Area resident’s nonprofit pushes overseas efforts to save elephants
Protecting elephants on another continent can be a mean feat.
Even teams of armed guards on the ground in Africa couldn’t prevent an estimated 2,500 elephant poaching deaths in 2011, according to the Convention on International Trade in Endangered Species of Wild Fauna and Flora.
The same organization reports that investigators seized a record 24 tons of poached elephant ivory last year, more than the U.N. has seized since it started keeping records in 1990.
Numbers like those don’t deter Centennial Hills resident Stacy James.
Two years ago, James went to Africa with a handful of friends and came back determined to save Zambia’s elephants, armed only with six board members and a couple dozen volunteers.
Today her nonprofit, Dazzle Africa, looks to protect one of the world’s most endangered species through community education and development — by mixing scholarships for local college students and grants to hire local veterinarians with more traditional funding streams for antipoaching campaigns aimed at local trappers and wire snare poachers.
James’ group put more than $26,000 toward those antipoaching and economic development efforts last year alone.
Not bad, she said, for a 501(c)(3) organization that won IRS recognition only last June.
“We’re mostly single moms, but it’s international now.
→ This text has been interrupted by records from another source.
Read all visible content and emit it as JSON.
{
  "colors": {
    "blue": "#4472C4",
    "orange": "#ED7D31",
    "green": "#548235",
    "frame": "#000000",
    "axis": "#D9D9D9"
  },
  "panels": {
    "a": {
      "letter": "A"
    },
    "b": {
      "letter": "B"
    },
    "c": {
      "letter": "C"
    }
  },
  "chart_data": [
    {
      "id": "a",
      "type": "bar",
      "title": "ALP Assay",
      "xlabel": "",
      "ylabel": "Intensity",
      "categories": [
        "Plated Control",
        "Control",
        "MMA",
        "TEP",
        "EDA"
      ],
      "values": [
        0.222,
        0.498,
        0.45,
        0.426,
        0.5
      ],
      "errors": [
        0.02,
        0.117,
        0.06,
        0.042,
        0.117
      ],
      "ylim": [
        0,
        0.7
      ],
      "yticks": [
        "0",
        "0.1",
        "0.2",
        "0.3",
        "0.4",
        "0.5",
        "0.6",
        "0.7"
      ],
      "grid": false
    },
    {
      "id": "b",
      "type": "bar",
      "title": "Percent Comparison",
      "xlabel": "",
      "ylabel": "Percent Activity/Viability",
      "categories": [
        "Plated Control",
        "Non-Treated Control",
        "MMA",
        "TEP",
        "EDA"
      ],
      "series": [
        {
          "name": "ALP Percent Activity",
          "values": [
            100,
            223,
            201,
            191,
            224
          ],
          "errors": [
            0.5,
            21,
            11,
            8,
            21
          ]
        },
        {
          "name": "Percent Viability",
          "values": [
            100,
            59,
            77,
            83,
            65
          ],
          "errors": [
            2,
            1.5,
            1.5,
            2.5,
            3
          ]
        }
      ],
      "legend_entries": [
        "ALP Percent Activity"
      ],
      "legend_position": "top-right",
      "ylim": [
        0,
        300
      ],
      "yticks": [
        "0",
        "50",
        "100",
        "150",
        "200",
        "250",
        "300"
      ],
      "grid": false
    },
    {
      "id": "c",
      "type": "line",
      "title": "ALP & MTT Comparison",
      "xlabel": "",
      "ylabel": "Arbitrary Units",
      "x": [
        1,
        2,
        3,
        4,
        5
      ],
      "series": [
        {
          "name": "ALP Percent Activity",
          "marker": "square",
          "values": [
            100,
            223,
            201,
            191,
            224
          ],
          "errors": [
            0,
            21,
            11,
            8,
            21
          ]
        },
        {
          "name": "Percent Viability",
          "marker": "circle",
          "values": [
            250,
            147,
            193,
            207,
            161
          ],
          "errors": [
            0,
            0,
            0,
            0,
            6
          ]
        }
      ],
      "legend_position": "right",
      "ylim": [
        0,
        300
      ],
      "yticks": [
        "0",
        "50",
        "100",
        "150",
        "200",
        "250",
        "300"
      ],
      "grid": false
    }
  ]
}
We have a member in France,” James said. “We all have a passion for this. We go over there and cut snare traps by hand, but we have community enhancement projects as well.
“So what we’re doing is really creating a change in (Zambia), and it’s so important for (the community).”
Dazzle Africa’s community-based animal protection model isn’t styled on the approach of some other, better known area nonprofit. In fact, according to board member Joanne Hardy, there isn’t another group like theirs in town.
The idea of building up elephant protection efforts at the village level came, she said, from a broader, more practical sense of the ivory market.
Hardy said the group’s long-term push to fund new veterinarians and educate local teenagers can help mitigate the supply of ivory smuggled out of Zambia, but only if letter-writing and poaching awareness campaigns are working to deflate ballooning demand for the exotic commodity in China.
That’s why her group plans to squeeze the problem from both ends.
“There are many aspects to saving elephants,” Hardy said. “We’re always working on raising more money to hire more veterinarians, more scouts to protect them.
“But awareness and education go hand-in-hand with protection. So we’re at a critical point with elephants — where they’re 10 or 12 years from extinction — but the massive problem right now is how to stop the ivory trade in China.”
Dazzle Africa, named for the plural noun form of zebras, is still in its infancy but has already attracted interest from professional poker player and volunteer Michael Binger, who chipped in with a benefit poker tournament to help the group get off the ground this year. Board members hope to build on that early success with Compassion Happens, a member-guided Zambian safari scheduled in November.
The group doesn’t plan to stock away any of its proceeds. Board members don’t collect a salary and said every dollar they’ve seen so far has gone straight to South Luangwa National Park. South Luangwa Conservation Society CEO Rachel McRobb — whom the group recently nominated for a CNN Heroes Award — tries to spend the money as quickly as possible on veterinary medical supplies and anti-poaching surveillance equipment.
That keeps Hardy and James on a near-constant lookout for funding, though they hope not for long.
“There’s a big call to action right now, and I’m hoping that will come through for people because we’re in dire straits at this point with elephants,” James said. “Whether it’s writing the Chinese ambassador or donating money to help hire more scouts, we’ve all got to do something.
“I feel that they’re globally loved animals. We all get to take responsibility for them.”